1.Retrospective analysis of treatment results for nasopharyngeal carcinoma in Philippine Oncology Centre Corporation from 2002-2009
Chong Poh YEW ; Arnold, SALAVE ; Mario Benedict CESAR
Journal of NasoPharyngeal Carcinoma 2015;2(4):1-6
Objective: This study aimed to determine the treatment outcomes and late effects of radiotherapy for NPC patients treated in Philippine Oncology Centre Corporation (POCC). Materials and Methods: The patients with NPC referred for treatment at POCC from 2002-2009 were retrospectively analyzed. Treatment outcomes were 5 years overall survival (OS), disease free survival (DFS), cause-specific survival (CSS), loco-regional control (LRC) and radiotherapy-related late effects. The Kaplan-Meier method was used for survival analysis and differences in survival according to AJCC stage was compared using the log-rank test. Results: A total of 106 patients with newly diagnosed NPC were treated in POCC during this period. Late presentation was common, with 19.8% presenting with T3-4 disease, 88.7% with N1-3 disease and 73.5% with AJCC stage 3-4 disease. Radical RT was given to 96 patients with 23.6% having RT alone and 67.4% having CCRT. The stipulated OTT was 7 weeks and 72% managed to complete their RT within this time period.
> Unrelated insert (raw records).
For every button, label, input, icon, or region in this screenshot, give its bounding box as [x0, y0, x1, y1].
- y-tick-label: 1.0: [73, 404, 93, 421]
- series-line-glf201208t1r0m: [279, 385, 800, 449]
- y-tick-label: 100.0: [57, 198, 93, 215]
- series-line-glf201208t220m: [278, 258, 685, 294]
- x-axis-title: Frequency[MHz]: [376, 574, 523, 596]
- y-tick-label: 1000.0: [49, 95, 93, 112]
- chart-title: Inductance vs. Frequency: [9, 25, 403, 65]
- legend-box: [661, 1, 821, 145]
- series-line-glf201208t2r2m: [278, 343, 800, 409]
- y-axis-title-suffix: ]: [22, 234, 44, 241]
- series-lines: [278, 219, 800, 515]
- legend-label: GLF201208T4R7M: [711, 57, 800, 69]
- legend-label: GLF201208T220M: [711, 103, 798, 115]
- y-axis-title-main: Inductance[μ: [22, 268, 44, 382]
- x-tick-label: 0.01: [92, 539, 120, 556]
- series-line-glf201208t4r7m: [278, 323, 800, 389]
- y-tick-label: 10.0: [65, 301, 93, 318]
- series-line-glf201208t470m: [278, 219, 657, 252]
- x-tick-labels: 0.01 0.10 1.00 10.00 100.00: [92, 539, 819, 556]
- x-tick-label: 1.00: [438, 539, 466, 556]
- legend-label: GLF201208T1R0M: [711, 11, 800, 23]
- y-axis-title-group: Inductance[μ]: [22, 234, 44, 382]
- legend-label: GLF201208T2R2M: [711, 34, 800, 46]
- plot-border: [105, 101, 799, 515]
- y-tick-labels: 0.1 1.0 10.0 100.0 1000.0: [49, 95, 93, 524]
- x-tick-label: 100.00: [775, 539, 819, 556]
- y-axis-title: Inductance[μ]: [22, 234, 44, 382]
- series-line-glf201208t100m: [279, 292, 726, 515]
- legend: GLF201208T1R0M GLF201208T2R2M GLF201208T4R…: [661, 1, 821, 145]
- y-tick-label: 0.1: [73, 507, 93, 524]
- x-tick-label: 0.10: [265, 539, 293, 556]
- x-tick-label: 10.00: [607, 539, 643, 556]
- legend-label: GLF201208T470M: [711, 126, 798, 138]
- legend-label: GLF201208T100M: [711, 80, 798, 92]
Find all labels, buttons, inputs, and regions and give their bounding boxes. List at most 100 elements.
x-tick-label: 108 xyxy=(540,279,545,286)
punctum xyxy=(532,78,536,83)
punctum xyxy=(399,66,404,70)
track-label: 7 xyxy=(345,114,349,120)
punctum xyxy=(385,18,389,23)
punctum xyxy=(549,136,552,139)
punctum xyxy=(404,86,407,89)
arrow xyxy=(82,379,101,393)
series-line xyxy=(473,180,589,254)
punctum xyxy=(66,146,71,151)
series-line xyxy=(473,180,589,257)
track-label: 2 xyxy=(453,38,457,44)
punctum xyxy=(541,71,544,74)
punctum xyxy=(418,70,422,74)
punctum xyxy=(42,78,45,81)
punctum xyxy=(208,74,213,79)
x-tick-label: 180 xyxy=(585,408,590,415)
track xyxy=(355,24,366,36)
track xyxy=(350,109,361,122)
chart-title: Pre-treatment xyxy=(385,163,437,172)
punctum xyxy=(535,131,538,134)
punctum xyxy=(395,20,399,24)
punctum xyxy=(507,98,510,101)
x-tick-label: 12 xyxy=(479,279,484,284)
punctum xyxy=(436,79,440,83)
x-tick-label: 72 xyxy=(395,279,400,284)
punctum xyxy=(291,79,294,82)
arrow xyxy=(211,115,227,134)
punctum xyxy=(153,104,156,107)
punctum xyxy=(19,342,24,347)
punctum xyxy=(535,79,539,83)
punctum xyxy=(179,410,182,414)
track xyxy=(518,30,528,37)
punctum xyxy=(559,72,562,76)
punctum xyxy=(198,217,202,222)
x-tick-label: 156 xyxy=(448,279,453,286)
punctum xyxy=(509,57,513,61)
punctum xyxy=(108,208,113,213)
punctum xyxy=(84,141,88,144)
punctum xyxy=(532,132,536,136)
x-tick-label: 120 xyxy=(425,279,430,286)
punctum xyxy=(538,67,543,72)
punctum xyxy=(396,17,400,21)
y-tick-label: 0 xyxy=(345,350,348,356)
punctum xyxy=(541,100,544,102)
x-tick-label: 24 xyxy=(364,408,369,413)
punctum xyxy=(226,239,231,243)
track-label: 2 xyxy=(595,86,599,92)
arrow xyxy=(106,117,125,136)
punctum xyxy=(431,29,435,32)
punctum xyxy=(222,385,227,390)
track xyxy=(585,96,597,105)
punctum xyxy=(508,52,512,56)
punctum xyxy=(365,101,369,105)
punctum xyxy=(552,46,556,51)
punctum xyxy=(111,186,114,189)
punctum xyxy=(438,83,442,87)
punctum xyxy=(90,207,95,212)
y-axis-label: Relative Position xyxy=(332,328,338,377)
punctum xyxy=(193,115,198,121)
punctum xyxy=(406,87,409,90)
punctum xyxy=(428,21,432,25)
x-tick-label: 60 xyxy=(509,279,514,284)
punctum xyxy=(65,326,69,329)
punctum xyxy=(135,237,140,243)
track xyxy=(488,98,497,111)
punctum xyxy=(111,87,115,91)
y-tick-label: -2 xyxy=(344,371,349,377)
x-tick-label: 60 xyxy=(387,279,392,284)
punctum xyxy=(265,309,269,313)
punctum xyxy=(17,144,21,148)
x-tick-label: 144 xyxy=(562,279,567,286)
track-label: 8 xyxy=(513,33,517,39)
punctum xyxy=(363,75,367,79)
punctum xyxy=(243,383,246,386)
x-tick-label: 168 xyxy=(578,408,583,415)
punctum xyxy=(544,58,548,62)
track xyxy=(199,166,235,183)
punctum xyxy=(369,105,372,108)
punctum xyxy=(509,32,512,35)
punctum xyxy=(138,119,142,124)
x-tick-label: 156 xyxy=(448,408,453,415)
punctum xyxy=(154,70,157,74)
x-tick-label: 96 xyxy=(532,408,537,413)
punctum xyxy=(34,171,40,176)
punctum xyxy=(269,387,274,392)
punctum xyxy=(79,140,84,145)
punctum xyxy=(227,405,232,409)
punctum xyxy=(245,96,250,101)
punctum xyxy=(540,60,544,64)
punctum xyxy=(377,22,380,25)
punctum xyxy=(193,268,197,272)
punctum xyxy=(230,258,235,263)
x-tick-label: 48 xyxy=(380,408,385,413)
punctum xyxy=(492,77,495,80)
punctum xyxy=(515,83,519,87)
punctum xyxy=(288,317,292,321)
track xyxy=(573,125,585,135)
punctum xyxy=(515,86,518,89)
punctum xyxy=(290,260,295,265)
Neoadjuvant chemotherapy was given to 13.5% while adjuvant chemotherapy was administered to 17%. The 5 years OS was 51.5% with a median follow up of 56 months. The 5 years OS according to stage were 81.8% for stage I, 77.9% for stage II, 47.4% for stage III and 25.9% for stage IV. The 5 years overall CSS, DFS and LRC were 54.4%, 48.4% and 70.9%, respectively. RT related late effects were documented in 71.7%. The commonest was xerostomia (66.7%). Other documented late effects were hearing deficit (18.2%), visual deficit (4.2%), neck stiffness (4.2%), dysphagia (2.3%), cranial nerve palsy (2.4%), pneumonitis (0.9%) and hypothyroidism (1.3%). Conclusions: The 5 years OS and LRC in this study are low compared to the latest studies especially those utilizing IMRT. Implementation of IMRT for NPC treatment should be strongly encouraged.